Molecular docking verification
Through molecular docking experiments, the numerical results of the binding energies from Vina docking were collected. The docking details are shown in Table 2, and the binding energy values of the 13 important compounds in YZG with their main targets are all less than -5 kcal/mol (20.9 kJ/mol), which suggests that the binding is significant; the less energy that is required, the more stable the binding. We selected the targets that bind to the most stable compound to display the 3D results, which included PTGS1-β-sitosterol (affinity=-10.6 kcal/mol), PTGS2-Hinokinin (affinity=-9.8 kcal/mol), ALOX5-AA (affinity=-5.1 kcal/mol), CASP3-luteolin (affinity=-7.4 kcal/mol), F7-isorhamnetin (affinity=-8.4 kcal/mol), F10-rivularin (affinity=-8.0 kcal/mol), and LTA4H-xyloidone (affinity=-8.5 kcal/mol). In Fig.9, the red circle represents a small-molecule compound, and each small-molecule compound is bound to a large-molecule protein. The stick graph on the right describes the specific form of this interaction. The yellow dashed line in the figure represents hydrogen bonding; there are fewer hydrophobic residues around the compound, and these residues are mainly bound to the target by electrostatic interactions (hydrogen bonding).

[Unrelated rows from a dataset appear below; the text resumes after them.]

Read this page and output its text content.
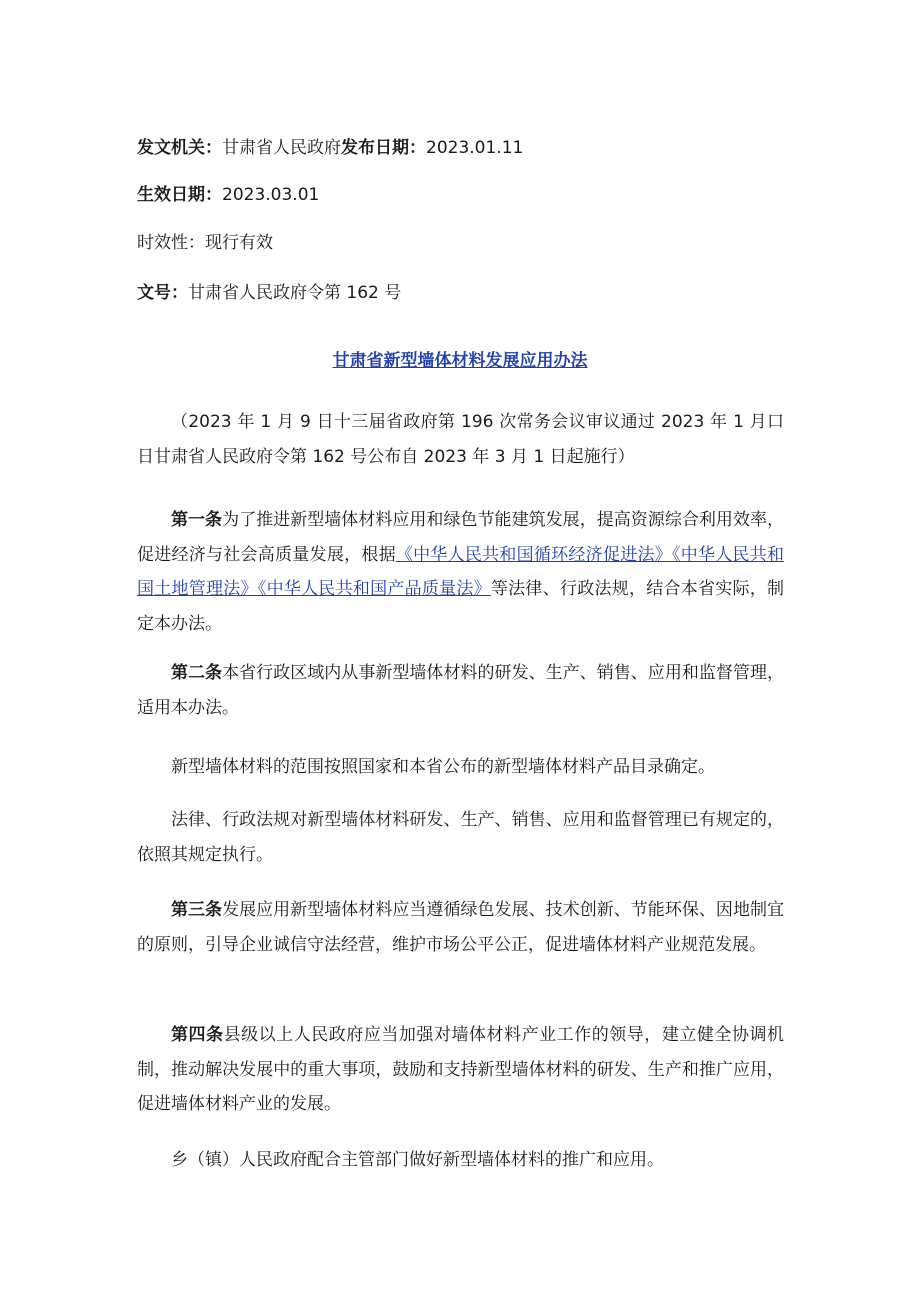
发文机关：甘肃省人民政府发布日期：2023.01.11
生效日期：2023.03.01
时效性：现行有效
文号：甘肃省人民政府令第 162 号
甘肃省新型墙体材料发展应用办法
（2023 年 1 月 9 日十三届省政府第 196 次常务会议审议通过 2023 年 1 月口日甘肃省人民政府令第 162 号公布自 2023 年 3 月 1 日起施行）
第一条为了推进新型墙体材料应用和绿色节能建筑发展，提高资源综合利用效率，促进经济与社会高质量发展，根据《中华人民共和国循环经济促进法》《中华人民共和国土地管理法》《中华人民共和国产品质量法》等法律、行政法规，结合本省实际，制定本办法。
第二条本省行政区域内从事新型墙体材料的研发、生产、销售、应用和监督管理，适用本办法。
新型墙体材料的范围按照国家和本省公布的新型墙体材料产品目录确定。
法律、行政法规对新型墙体材料研发、生产、销售、应用和监督管理已有规定的，依照其规定执行。
第三条发展应用新型墙体材料应当遵循绿色发展、技术创新、节能环保、因地制宜的原则，引导企业诚信守法经营，维护市场公平公正，促进墙体材料产业规范发展。
第四条县级以上人民政府应当加强对墙体材料产业工作的领导，建立健全协调机制，推动解决发展中的重大事项，鼓励和支持新型墙体材料的研发、生产和推广应用，促进墙体材料产业的发展。
乡（镇）人民政府配合主管部门做好新型墙体材料的推广和应用。
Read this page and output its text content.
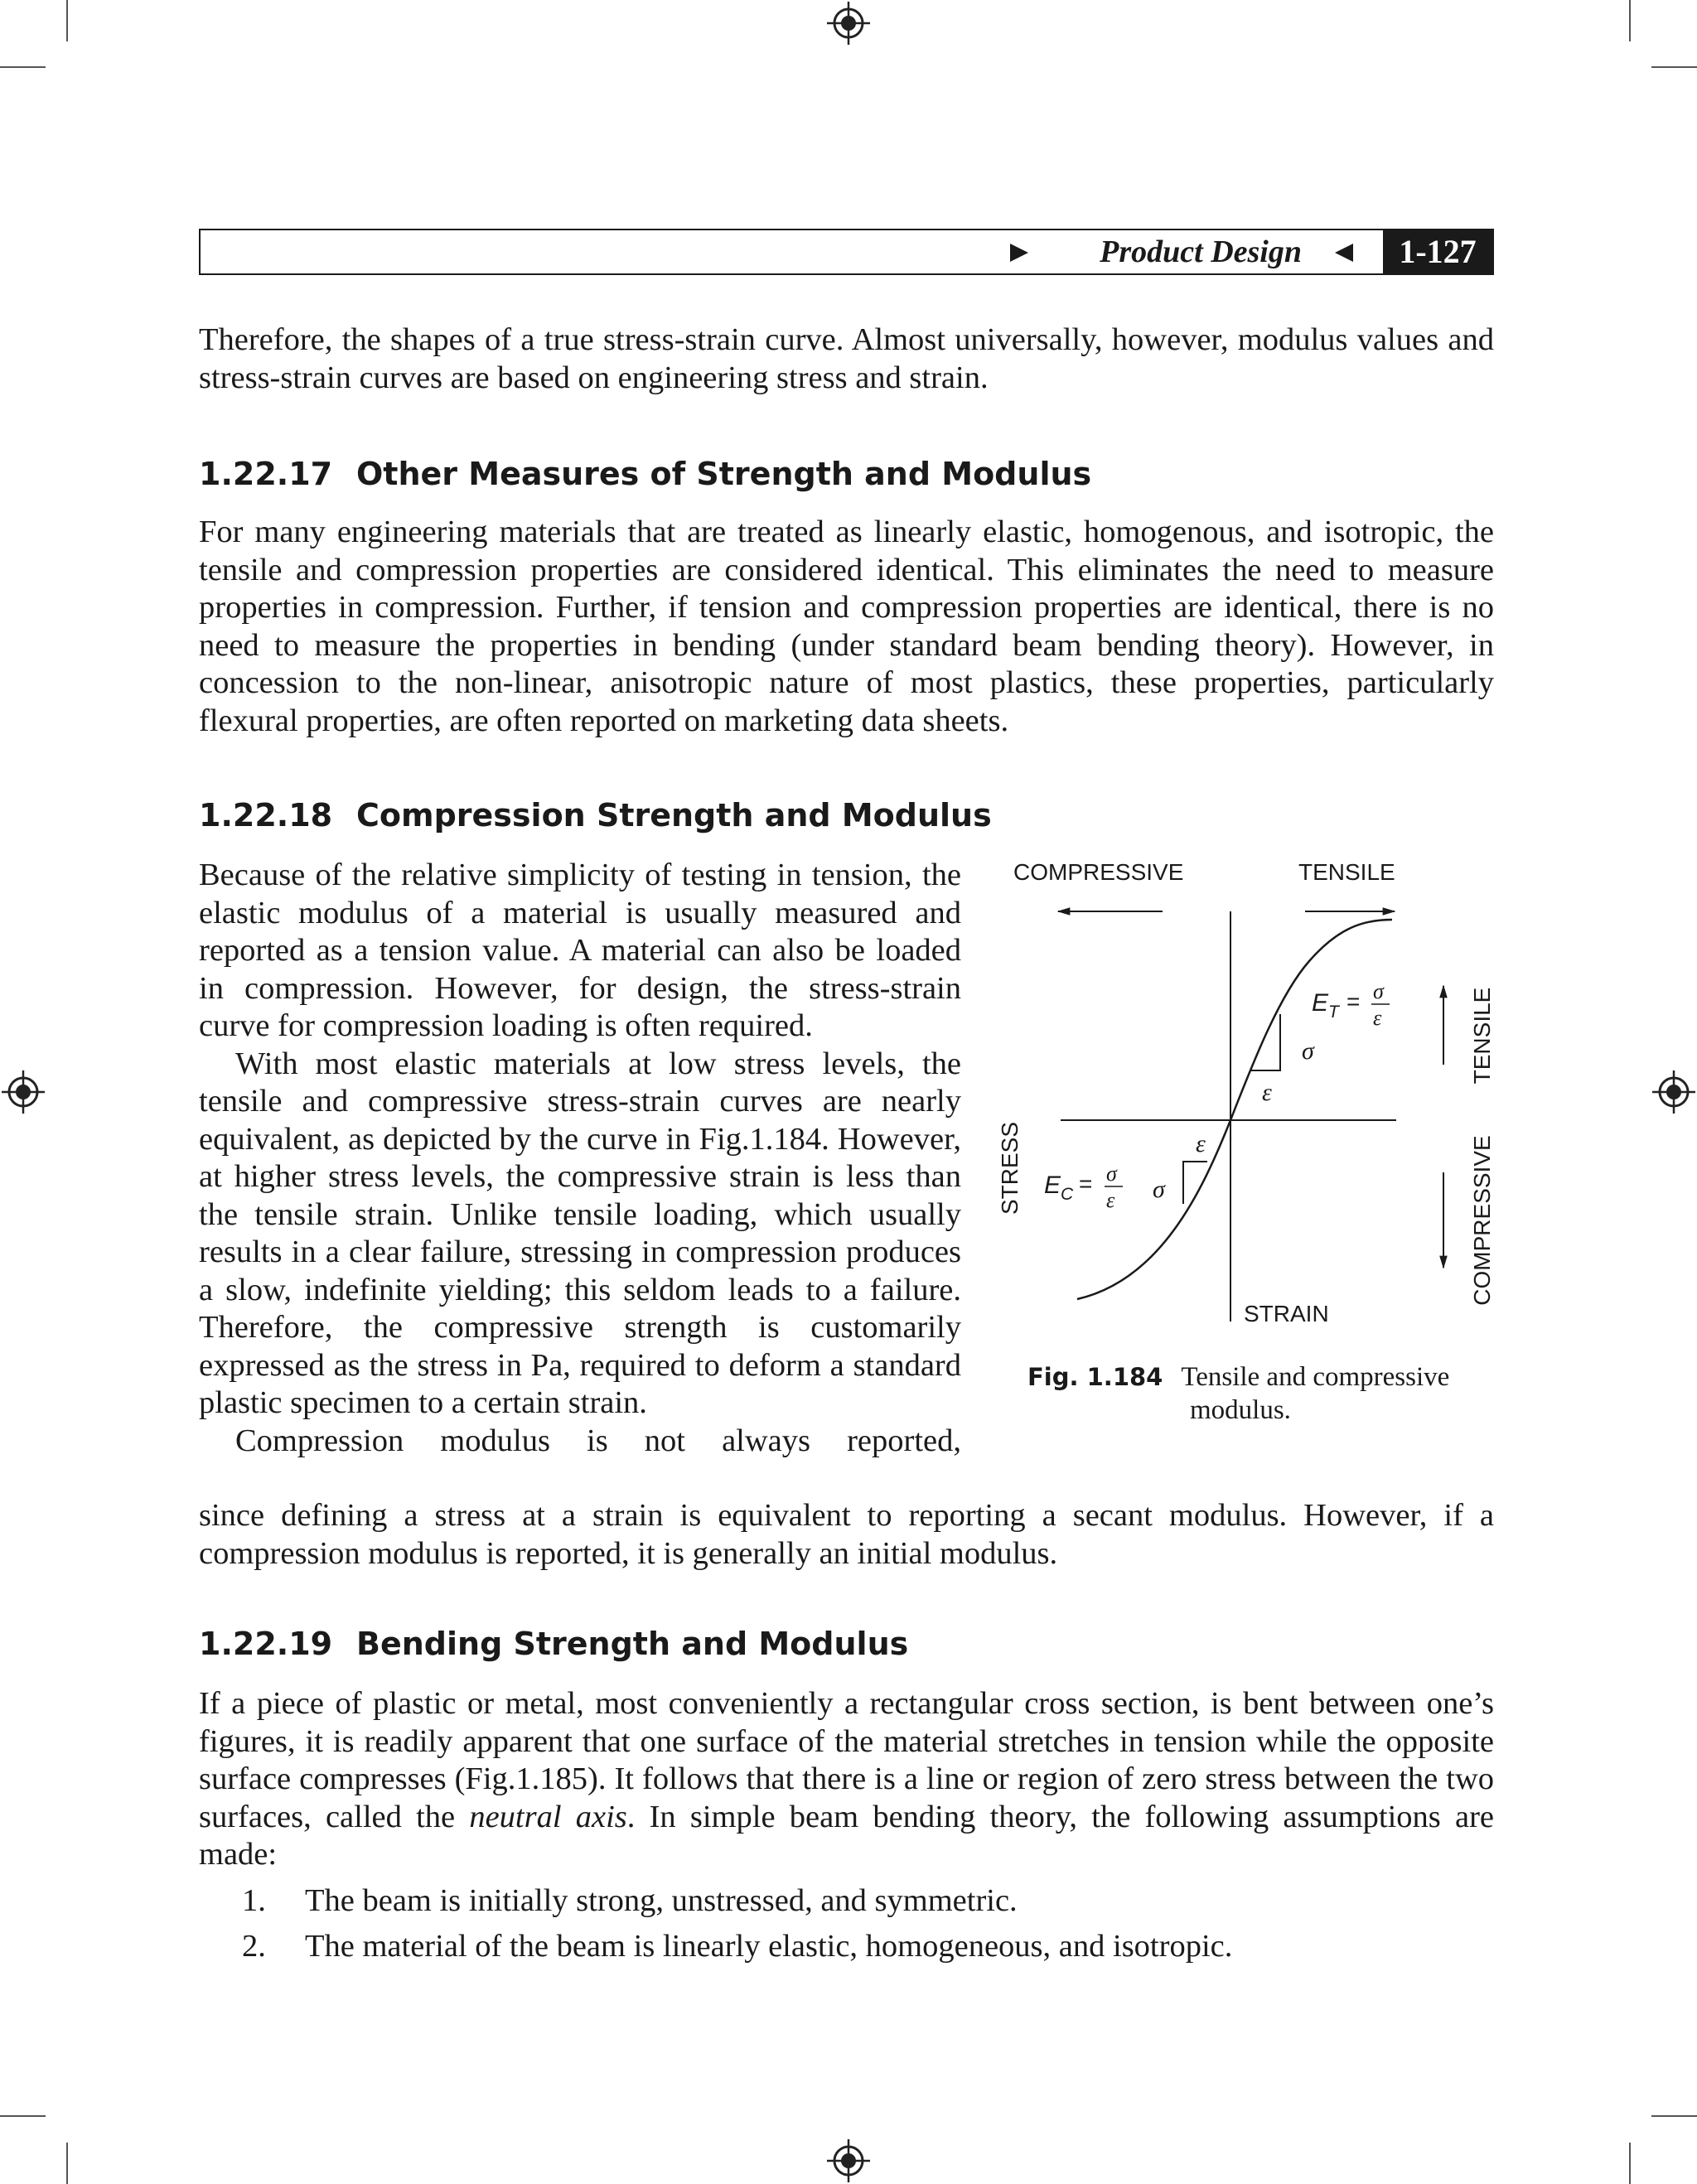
Product Design	1-127

Therefore, the shapes of a true stress-strain curve. Almost universally, however, modulus values and stress-strain curves are based on engineering stress and strain.

1.22.17 Other Measures of Strength and Modulus

For many engineering materials that are treated as linearly elastic, homogenous, and isotropic, the tensile and compression properties are considered identical. This eliminates the need to measure properties in compression. Further, if tension and compression properties are identical, there is no need to measure the properties in bending (under standard beam bending theory). However, in concession to the non-linear, anisotropic nature of most plastics, these properties, particularly flexural properties, are often reported on marketing data sheets.

1.22.18 Compression Strength and Modulus

Because of the relative simplicity of testing in tension, the elastic modulus of a material is usually measured and reported as a tension value. A material can also be loaded in compression. However, for design, the stress-strain curve for compression loading is often required.

With most elastic materials at low stress levels, the tensile and compressive stress-strain curves are nearly equivalent, as depicted by the curve in Fig.1.184. However, at higher stress levels, the compressive strain is less than the tensile strain. Unlike tensile loading, which usually results in a clear failure, stressing in compression produces a slow, indefinite yielding; this seldom leads to a failure. Therefore, the compressive strength is customarily expressed as the stress in Pa, required to deform a standard plastic specimen to a certain strain.

Compression modulus is not always reported,

since defining a stress at a strain is equivalent to reporting a secant modulus. However, if a compression modulus is reported, it is generally an initial modulus.

COMPRESSIVE	TENSILE
STRAIN
STRESS
TENSILE
COMPRESSIVE
$E_T = \sigma$
ε
σ
ε
$E_C = \sigma$
ε σ
ε
Fig. 1.184 Tensile and compressive
modulus.
1.22.19 Bending Strength and Modulus

If a piece of plastic or metal, most conveniently a rectangular cross section, is bent between one’s figures, it is readily apparent that one surface of the material stretches in tension while the opposite surface compresses (Fig.1.185). It follows that there is a line or region of zero stress between the two surfaces, called the neutral axis. In simple beam bending theory, the following assumptions are made:

1. The beam is initially strong, unstressed, and symmetric.
2. The material of the beam is linearly elastic, homogeneous, and isotropic.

Drug-compound-target-pathway network construction
To holistically explain the interaction mechanisms among the different drugs, compounds and main targets in YZG, a drug-compound-target-pathway network was constructed established based on Cytoscape software. Red indicates the drugs; yellow indicates the compounds; pink indicates the potential targets; and green indicates the pathways. The red lines are connected to the potential therapeutic pathway, which has the highest degree of value, its key targets and the components with the highest docking scores (Fig.10). In YZG, flavonoids, coumarins, and organic acids are the compounds that are most closely related to crucial potential targets. Existing animal experiments have shown that flavonoids are the main active ingredients of Platycladus orientalis（L.）Franco（Cebaiye）, Cirsium japonicum Fisch.ex DC.（Daji）, Cirsium setosum（Willd.）MB.（Xiaoji） in cooling and hemostatic effects. The effective active ingredients of TCM for clearing heat and stopping bleeding also contain organic acids, phenols, and tannins. TCMs, including such as Cebaiye, Daji, Xiaoji, Rubia cordifolia L. (Qiancao), and Sanguisorba officinalis L. (Diyu) can achieve hemostasis by shortening bleeding and clotting times. In contrast, Qiancao are mainly used to increase the number of platelets and enhance their aggregation to ensure hemostasis [37-39]. However, the molecular mechanism of these compounds in treating uterine bleeding and heavy menstrual flow is unclear, which will be the focus of the discussion.